Bir devrim ancak uğruna hayatını ortaya koyanların omuzlarında yükselir. Bir devrimci ancak savunduğu dava uğruna her şeyini feda edebileceğini gösterdiği oranda emekçi yığınlar tarafından sahiplenilir. Sözü ile özü, teorisi ile eylemi birbirini tutmayanın adı da, yeri de yoktur işçi ve emekçilerin bilinç ve gönül dünyasında.
Daha hayatlarının baharında, gencecik omuzlarıyla koca bir birleşik devrimi omuzlayan ‘71 silahlı çıkışının kahramanları, tam da bu özellikleriyle birer devrim önderi oldular. Emekçi halklarımızın bilincine kök saldılar. Yirmili yaşlarındaki bu genç önderler, kendilerinden sonra gelişen birleşik devrime yön verdiler.

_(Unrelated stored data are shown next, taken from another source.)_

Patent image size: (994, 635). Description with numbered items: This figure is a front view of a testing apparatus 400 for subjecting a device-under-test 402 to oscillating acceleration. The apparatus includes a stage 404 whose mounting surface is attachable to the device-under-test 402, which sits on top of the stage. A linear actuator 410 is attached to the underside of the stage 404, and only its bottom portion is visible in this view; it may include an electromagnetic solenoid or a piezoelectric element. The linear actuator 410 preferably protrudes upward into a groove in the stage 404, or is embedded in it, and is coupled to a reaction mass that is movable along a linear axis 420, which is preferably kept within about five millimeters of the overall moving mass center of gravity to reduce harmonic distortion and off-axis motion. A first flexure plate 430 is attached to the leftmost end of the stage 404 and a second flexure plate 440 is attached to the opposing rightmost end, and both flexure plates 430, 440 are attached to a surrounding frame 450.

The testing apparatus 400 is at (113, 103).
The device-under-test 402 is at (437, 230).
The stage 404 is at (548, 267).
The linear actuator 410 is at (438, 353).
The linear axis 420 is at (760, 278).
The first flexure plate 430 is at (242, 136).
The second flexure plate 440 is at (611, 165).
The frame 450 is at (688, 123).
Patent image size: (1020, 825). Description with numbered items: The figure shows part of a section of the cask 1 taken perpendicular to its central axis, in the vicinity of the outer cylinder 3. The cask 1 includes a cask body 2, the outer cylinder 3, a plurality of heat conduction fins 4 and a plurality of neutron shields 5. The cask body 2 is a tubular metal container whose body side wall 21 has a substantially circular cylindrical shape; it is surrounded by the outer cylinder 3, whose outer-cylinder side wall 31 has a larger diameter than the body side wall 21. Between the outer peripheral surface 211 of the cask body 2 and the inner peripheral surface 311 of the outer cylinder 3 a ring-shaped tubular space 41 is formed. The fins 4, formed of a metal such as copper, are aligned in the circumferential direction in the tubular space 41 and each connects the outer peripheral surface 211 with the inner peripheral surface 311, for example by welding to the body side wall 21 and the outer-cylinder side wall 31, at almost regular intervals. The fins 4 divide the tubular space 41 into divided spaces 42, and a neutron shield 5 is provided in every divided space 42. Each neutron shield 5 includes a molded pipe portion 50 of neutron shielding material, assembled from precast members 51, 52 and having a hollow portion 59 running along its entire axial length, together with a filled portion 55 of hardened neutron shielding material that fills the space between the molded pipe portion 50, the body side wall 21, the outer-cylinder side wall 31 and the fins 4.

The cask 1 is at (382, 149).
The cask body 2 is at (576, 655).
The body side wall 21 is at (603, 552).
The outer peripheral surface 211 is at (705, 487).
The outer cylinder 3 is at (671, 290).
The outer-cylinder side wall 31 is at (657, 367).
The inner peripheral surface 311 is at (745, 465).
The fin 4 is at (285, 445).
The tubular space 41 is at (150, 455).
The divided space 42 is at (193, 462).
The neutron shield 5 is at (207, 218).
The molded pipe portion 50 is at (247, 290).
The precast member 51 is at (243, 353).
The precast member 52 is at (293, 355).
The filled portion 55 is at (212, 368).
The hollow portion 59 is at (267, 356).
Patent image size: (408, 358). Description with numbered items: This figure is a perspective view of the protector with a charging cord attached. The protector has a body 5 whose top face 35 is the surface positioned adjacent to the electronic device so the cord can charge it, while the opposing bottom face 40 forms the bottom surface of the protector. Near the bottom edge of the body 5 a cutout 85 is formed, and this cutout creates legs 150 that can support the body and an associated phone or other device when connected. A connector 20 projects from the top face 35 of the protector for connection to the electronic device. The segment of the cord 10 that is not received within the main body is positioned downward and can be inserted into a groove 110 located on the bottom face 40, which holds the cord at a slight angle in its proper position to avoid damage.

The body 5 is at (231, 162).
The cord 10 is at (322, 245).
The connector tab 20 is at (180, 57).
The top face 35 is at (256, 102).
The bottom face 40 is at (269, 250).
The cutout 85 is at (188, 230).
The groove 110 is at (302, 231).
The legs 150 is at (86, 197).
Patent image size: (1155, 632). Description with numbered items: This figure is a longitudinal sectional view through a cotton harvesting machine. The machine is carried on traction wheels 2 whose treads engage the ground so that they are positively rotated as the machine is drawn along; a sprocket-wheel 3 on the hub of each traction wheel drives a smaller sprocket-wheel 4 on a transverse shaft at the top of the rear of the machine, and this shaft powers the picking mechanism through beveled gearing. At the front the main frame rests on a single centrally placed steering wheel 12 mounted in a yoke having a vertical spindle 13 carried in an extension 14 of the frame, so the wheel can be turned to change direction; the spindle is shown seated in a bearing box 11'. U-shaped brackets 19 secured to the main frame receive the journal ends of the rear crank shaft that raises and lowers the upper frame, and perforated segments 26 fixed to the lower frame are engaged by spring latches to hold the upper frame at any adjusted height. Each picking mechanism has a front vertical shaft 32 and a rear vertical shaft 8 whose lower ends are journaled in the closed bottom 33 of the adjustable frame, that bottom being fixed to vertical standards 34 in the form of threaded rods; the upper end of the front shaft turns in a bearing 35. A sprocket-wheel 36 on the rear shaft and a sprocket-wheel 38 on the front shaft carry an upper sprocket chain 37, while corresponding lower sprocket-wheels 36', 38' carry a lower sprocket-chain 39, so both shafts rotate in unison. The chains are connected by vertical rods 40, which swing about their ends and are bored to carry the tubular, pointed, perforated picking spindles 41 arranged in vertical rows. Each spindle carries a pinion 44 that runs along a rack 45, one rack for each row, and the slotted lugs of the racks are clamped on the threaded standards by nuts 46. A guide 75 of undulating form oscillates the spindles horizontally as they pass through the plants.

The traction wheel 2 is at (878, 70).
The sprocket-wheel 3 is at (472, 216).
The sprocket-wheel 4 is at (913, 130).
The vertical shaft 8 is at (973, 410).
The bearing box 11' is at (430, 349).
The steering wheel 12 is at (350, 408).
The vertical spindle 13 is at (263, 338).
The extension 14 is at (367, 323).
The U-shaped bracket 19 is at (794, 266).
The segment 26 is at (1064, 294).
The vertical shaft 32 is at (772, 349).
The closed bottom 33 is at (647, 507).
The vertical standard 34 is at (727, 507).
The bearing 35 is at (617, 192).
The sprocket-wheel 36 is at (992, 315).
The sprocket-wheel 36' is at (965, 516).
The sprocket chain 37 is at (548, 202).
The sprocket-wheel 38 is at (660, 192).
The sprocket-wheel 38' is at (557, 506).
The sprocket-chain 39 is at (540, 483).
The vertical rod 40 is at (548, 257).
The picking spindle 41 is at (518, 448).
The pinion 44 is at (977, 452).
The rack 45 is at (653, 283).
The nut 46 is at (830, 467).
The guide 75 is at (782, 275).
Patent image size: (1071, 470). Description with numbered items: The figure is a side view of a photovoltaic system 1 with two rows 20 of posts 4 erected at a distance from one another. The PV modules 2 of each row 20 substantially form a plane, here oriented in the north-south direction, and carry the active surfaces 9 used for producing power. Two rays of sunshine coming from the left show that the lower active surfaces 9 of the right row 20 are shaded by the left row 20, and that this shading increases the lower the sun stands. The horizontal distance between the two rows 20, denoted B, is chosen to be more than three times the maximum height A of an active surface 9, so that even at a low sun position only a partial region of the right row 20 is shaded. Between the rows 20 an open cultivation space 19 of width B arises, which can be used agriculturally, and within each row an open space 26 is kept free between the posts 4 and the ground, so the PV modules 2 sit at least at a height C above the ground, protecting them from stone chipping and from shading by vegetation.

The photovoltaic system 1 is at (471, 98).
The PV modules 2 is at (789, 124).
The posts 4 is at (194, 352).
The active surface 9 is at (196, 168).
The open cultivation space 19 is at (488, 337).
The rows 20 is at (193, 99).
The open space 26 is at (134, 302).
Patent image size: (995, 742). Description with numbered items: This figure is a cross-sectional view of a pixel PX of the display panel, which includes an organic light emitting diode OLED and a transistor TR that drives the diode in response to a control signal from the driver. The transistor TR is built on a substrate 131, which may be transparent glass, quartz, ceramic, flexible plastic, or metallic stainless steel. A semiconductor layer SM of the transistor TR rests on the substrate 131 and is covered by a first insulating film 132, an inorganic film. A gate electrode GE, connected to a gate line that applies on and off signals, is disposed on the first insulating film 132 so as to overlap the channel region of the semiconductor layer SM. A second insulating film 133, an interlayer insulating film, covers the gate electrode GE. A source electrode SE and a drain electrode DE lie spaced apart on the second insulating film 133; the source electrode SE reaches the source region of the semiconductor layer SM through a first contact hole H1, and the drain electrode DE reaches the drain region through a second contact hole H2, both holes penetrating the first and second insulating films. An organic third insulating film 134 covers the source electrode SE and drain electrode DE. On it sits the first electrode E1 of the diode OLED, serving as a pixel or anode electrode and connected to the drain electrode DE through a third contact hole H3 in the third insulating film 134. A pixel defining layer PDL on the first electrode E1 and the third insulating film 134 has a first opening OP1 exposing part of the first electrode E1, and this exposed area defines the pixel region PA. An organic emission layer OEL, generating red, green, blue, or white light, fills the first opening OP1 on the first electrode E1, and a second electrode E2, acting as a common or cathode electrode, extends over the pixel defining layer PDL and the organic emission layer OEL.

Denizler yakalanıp idamla yargılandığında, Sinanlar onları kurtarma uğruna düştüler Nurhak’ta toprağa. Mahirler ise Kızıldere’de, siper yoldaşlığının, ölümüne yoldaşlığın en aşılmaz örneklerinden birini sergileyerek düştüler.
Ünye NATO üssünden teknisyenleri kaçırmışlardı. Mahir’e “gel seni Malatya üzerinden çıkartalım Filistin’e” demişti THKO kadroları. O, kavganın başında olmak gerektiğini söyleyerek reddetti. Ölüm veya kalım, burada, kavganın içinde, başında olmalıydı. THKO’lu Cihan Alptekin ve Ömer Ayna da aralarında olmak üzere, 8 THKP-C’li toplam 10 yiğit devrimci, Kızıldere’de kuşatıldılar. “Teslim ol” çağrılarına “biz buraya teslim olmaya değil, ölmeye geldik” cevabı veren, Mahir’di. Tereddütsüzdüler.
Siper yoldaşlığının bu aşılmaz örneği, birleşik devrim güçlerinin ellerinde dalgalanan bayrak oldu şimdi. ‘71 yiğit devrimci önderlerinin açtıkları yolda zafere kadar yürünecek!